Ironically, president-elect Joe Biden – the man who defeated Trump in this year’s election – has been similarly criticized for fat-shaming.

“Joe Biden’s fat-shaming is nothing to laugh off,” the New York Daily News headlined last year. Biden’s crime was to suggest a critic was oversize because he spent too much time sitting down watching TV. 

This is not to suggest anyone should be publicly berated for their appearance, be it due to weight or anything else. The author is among the many Americans judged “overweight” and now under doctor’s orders to lose 15 or 20 pounds.

When this is mentioned to friends, however, the common reaction is “you’re not fat,” which can only be attributed to the fact we are today a society where obesity has become such a norm that people have to look seriously fat before they are considered overweight.

And now it is among the factors helping to kill us.

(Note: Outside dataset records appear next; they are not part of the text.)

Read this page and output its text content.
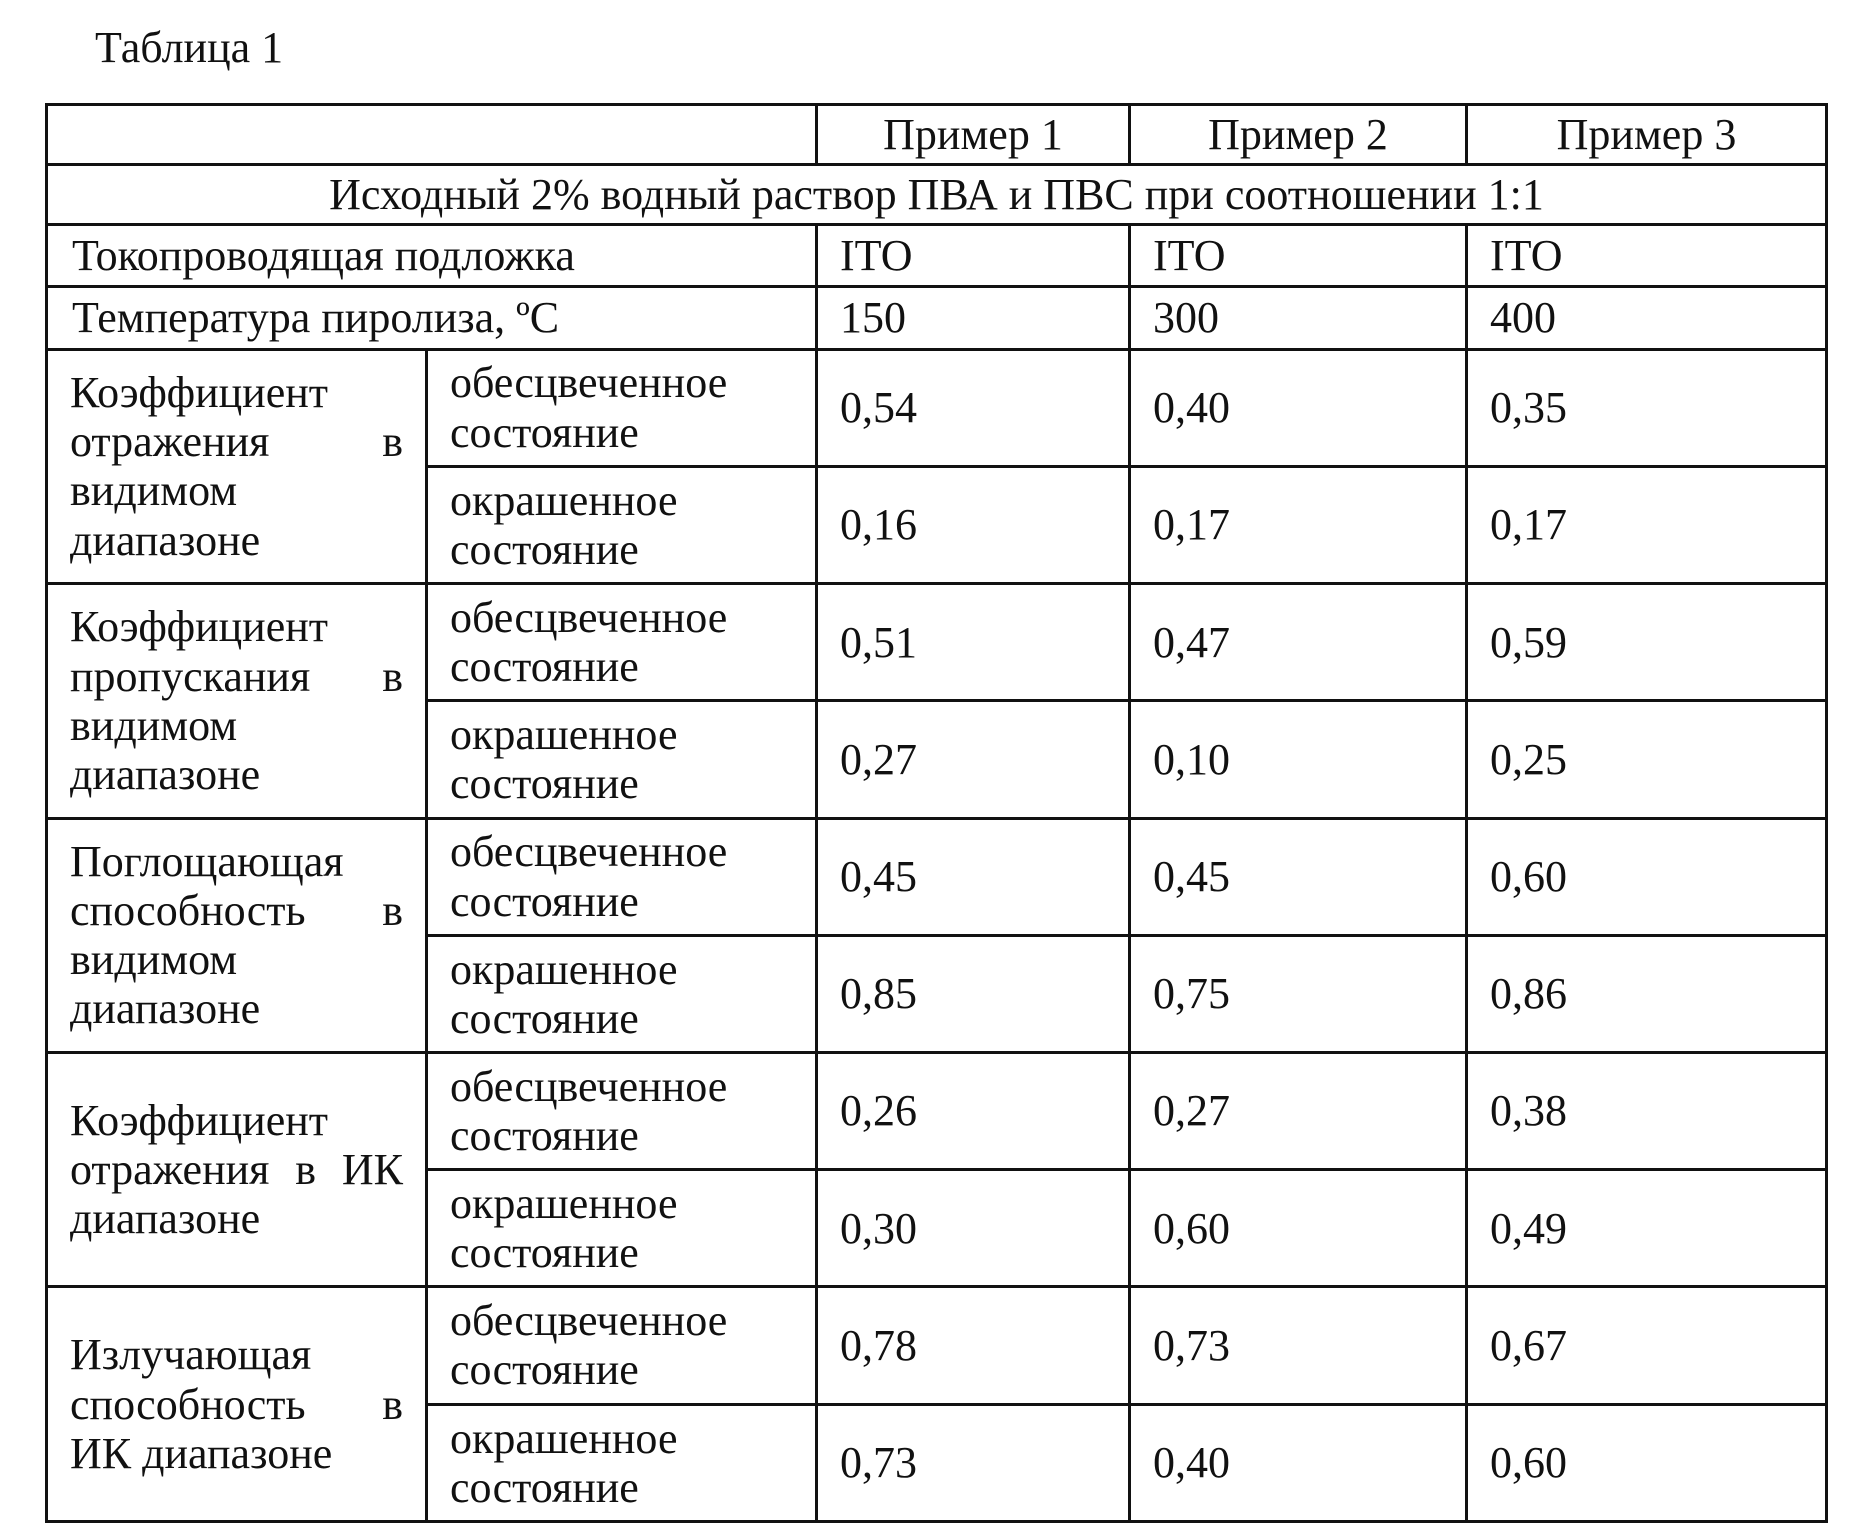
Таблица 1
		Пример 1	Пример 2	Пример 3
Исходный 2% водный раствор ПВА и ПВС при соотношении 1:1				
Токопроводящая подложка		ITO	ITO	ITO
Температура пиролиза, ºС		150	300	400
Коэффициент отражения в видимом диапазоне	обесцвеченное состояние	0,54	0,40	0,35
	окрашенное состояние	0,16	0,17	0,17
Коэффициент пропускания в видимом диапазоне	обесцвеченное состояние	0,51	0,47	0,59
	окрашенное состояние	0,27	0,10	0,25
Поглощающая способность в видимом диапазоне	обесцвеченное состояние	0,45	0,45	0,60
	окрашенное состояние	0,85	0,75	0,86
Коэффициент отражения в ИК диапазоне	обесцвеченное состояние	0,26	0,27	0,38
	окрашенное состояние	0,30	0,60	0,49
Излучающая способность в ИК диапазоне	обесцвеченное состояние	0,78	0,73	0,67
	окрашенное состояние	0,73	0,40	0,60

A meta-analysis of 75 studies examining the link between obesity and COVID‐19 found the obese had a 46 percent greater chance of developing the disease, a 113 percent higher chance of being hospitalized, a 74 percent greater chance of ending up in an intensive-care unit, and a 48 percent greater chance of dying. The study was published at the end of August in the peer-reviewed “Obesity Reviews.”

No one has calculated how many lives would have been saved if the country’s obesity epidemic had been dealt with before the SARS-CoV-2 virus materialized, but the number is sure to be significant given that 245,600 Americans are dead of COVID-19 as of this writing, according to the University of Oxford’s Our World in Data counter. 

Considering that the SARS-CoV-2 virus doesn’t look to be disappearing anytime soon, there are steps you can take now to minimize your risk. You can eat better and less to get your weight down. You can start a socially distanced fitness program to increase your physiological health.

The options, of course, are better if you are young and thus already somewhat protected from the disease, old people, in general, being much more susceptible than young people. But it doesn’t hurt for younger Americans to start living healthier now to be prepared for the next pandemic.

And if you’re 65 or older, particularly if you’re old and suffering so-called comorbidities, you can go to the “COVID-19 Mortality Prediction” at predictcovidrisk.com developed by Makary and colleagues at John Hopkins to get a handle on just how much danger you are in. 

It will gauge the risk you face because of your age and health issues. The higher the number, the more important it becomes that you stay away from others as much as possible.

No one knows exactly how much protection masks provide. It may be considerable; it may be little. What is known is that people who put themselves in environments where they are likely to be exposed to SARS-CoV-2 come down with COVID-19 whether everyone is masked or not.

Bars and restaurants are particular hotspots, according to the U.S. Centers for Disease Control (CDC), but they are not the only danger zones.

A study of grocery store workers in Massachusetts, where masking is mandatory, found 20 percent of them had been infected with SARS-CoV-2 in a community where the general prevalence of infection was 0.9 to 1.3 percent.

The study was published in the BMJ Journals Occupational and Environmental Medicine. It noted that 90 percent of the grocery workers with COVID-19 “had a position with significant direct exposure to customers” and warned that given the evidence showing “probable transmission from asymptomatic or mildly symptomatic carriers, these workers as a cluster carry significant risk to their customers, colleagues and families. Our findings further strengthen the retail cluster transmission observed in a previous study from China, which involved supermarket employees.”

If you are in a high-risk category, you might give that some thought and consider having groceries delivered to your house or into the bed of your pickup truck outside the store while you stay in the enclosed cab.